IACHR Takes Case involving Kaliña and Lokono Peoples v. Suriname to the Inter-American Court
February 4, 2014
Washington, D.C.—The Inter-American Commission on Human Rights (IACHR) filed an application with the Inter-American Court of Human Rights in Case No. 12.639, Kaliña and Lokono Peoples v. Suriname.
The facts of this case involve a series of violations of the rights of the members of eight communities of the Kaliña and Lokono indigenous peoples of Suriname’s Lower Marowijne River. Specifically, the violations have to do with an existing legal framework that prevents recognition of the indigenous peoples’ juridical personality, a situation that to this day continues to keep the Kaliña and Lokono peoples from being able to protect their right to collective property. In addition, the State has failed to establish the regulatory foundations that would allow for recognition of the right to collective ownership of the lands, territories, and natural resources of the Kaliña and Lokono indigenous peoples. This lack of recognition has been accompanied by the issuance of individual land titles to non-indigenous persons; the granting of concessions and licenses to carry out mining operations in part of their ancestral territories; and the establishment and operation of three nature reserves in part of their ancestral territories.

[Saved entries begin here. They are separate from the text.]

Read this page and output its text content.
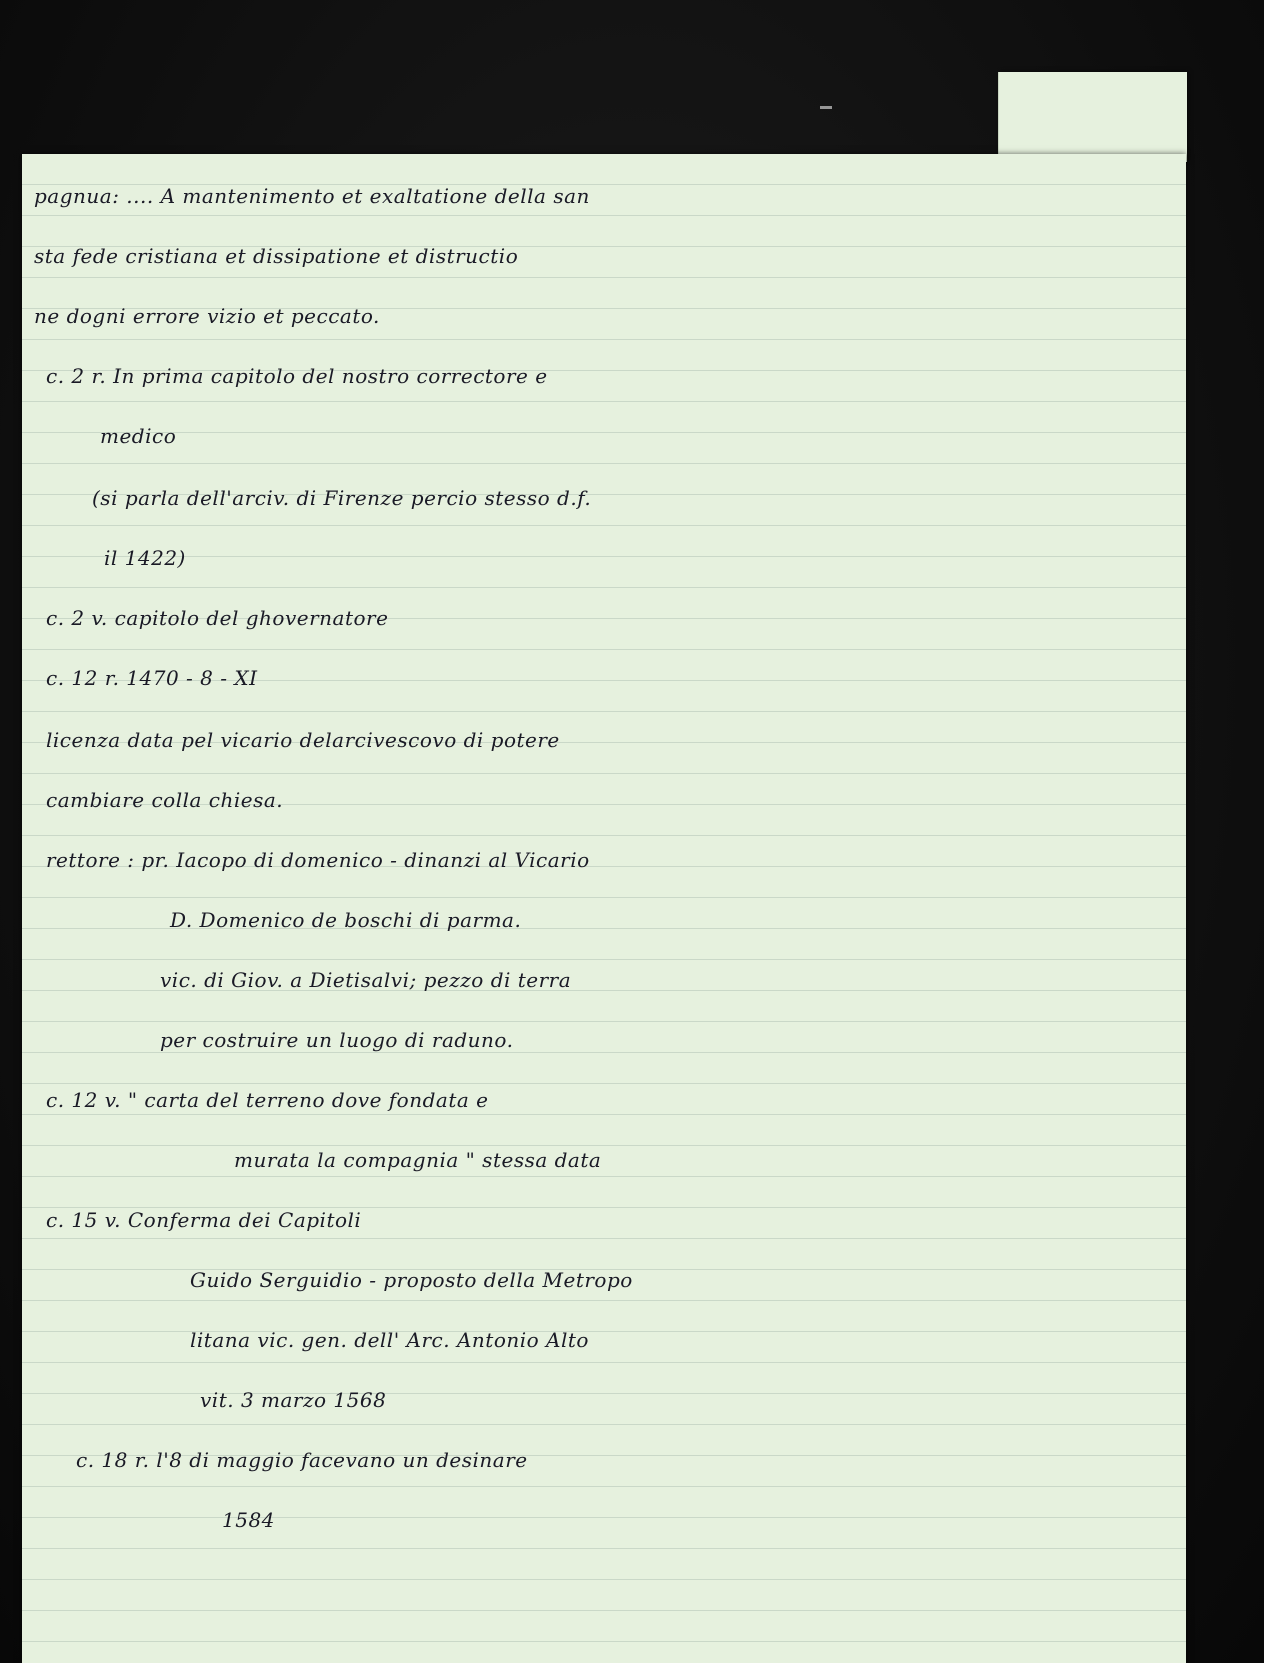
pagnua: .... A mantenimento et exaltatione della san
sta fede cristiana et dissipatione et distructio
ne dogni errore vizio et peccato.
c. 2 r. In prima capitolo del nostro correctore e
medico
(si parla dell'arciv. di Firenze percio stesso d.f.
il 1422)
c. 2 v. capitolo del ghovernatore
c. 12 r. 1470 - 8 - XI
licenza data pel vicario delarcivescovo di potere
cambiare colla chiesa.
rettore : pr. Iacopo di domenico - dinanzi al Vicario
D. Domenico de boschi di parma.
vic. di Giov. a Dietisalvi; pezzo di terra
per costruire un luogo di raduno.
c. 12 v. " carta del terreno dove fondata e
murata la compagnia " stessa data
c. 15 v. Conferma dei Capitoli
Guido Serguidio - proposto della Metropo
litana vic. gen. dell' Arc. Antonio Alto
vit. 3 marzo 1568
c. 18 r. l'8 di maggio facevano un desinare
1584
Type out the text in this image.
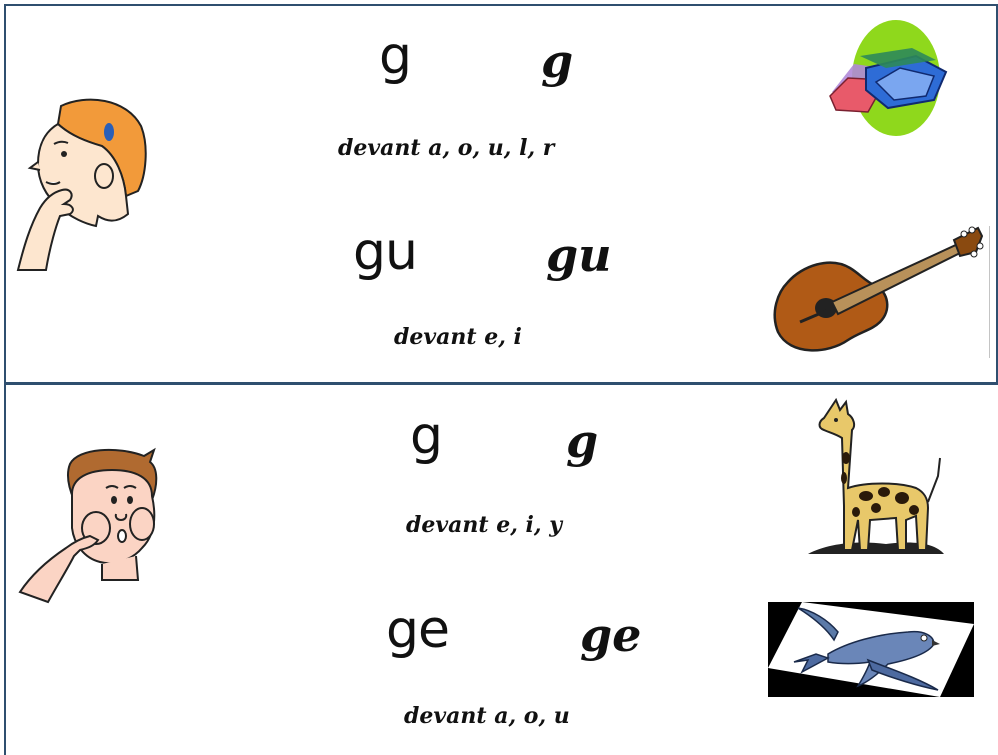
g	g
devant a, o, u, l, r
gu	gu
devant e, i
g	g
devant e, i, y
ge	ge
devant a, o, u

The violations of the right to collective property as a result of this situation continue to this date. Moreover, neither the granting and continued existence of mining concessions and licenses nor the establishment and ongoing operation of the nature reserves have been submitted to any consultation process designed to obtain the prior, free, and informed consent of the Kaliña and Lokono peoples. All these developments have occurred in a context devoid of judicial protection, since no effective remedies exist in Suriname by which indigenous peoples can claim their rights.
The case was sent to the Inter-American Court on January 26, 2014, because after an extension was granted to the State of Suriname to carry out the Commission’s recommendations, the IACHR had not received substantive information as to concrete progress in their implementation. In its report on the merits of the case, the Inter-American Commission recommended that the State of Suriname: adopt any necessary measures for recognition of both the Kaliña and Lokono peoples as legal persons in Suriname’s legal system; eliminate any legal provisions that hamper the protection of the right to property of the Kaliña and Lokono peoples; adopt measures to protect the territory in which both peoples exercise communal ownership, without detriment to other indigenous and tribal communities; refrain from actions that could lead third parties, with the State’s acquiescence or tolerance, to affect the property or territorial integrity of the Kaliña and Lokono peoples; review, through effective and informed consultation with the Kaliña and Lokono peoples, the land titles that have been granted to non-indigenous peoples, the terms of the mining activities, and the establishment of the nature reserves, to determine proper modifications; take steps to delimit, demarcate, and grant both peoples collective title to the lands and territories they have traditionally occupied and used; and adopt measures to ensure the judicial protection that would enable the Kaliña and Lokono peoples to effectively exercise their rights.
This case reflects a structural problem area involving a lack of recognition in domestic law of the juridical personality and right to collective property of indigenous peoples in Suriname. Another component of this problem is a lack of effective judicial remedies for the protection of the rights of indigenous peoples. Moreover, this case lays out the way in which States should ensure that their environmental protection initiatives and policies, particularly the establishment of nature reserves, are compatible with the rights of indigenous peoples.
A principal, autonomous body of the Organization of American States (OAS), the IACHR derives its mandate from the OAS Charter and the American Convention on Human Rights. The Inter-American Commission has a mandate to promote respect for human rights in the region and acts as a consultative body to the OAS in this matter. The Commission is composed of seven independent members who are elected in a personal capacity by the OAS General Assembly and who do not represent their countries of origin or residence.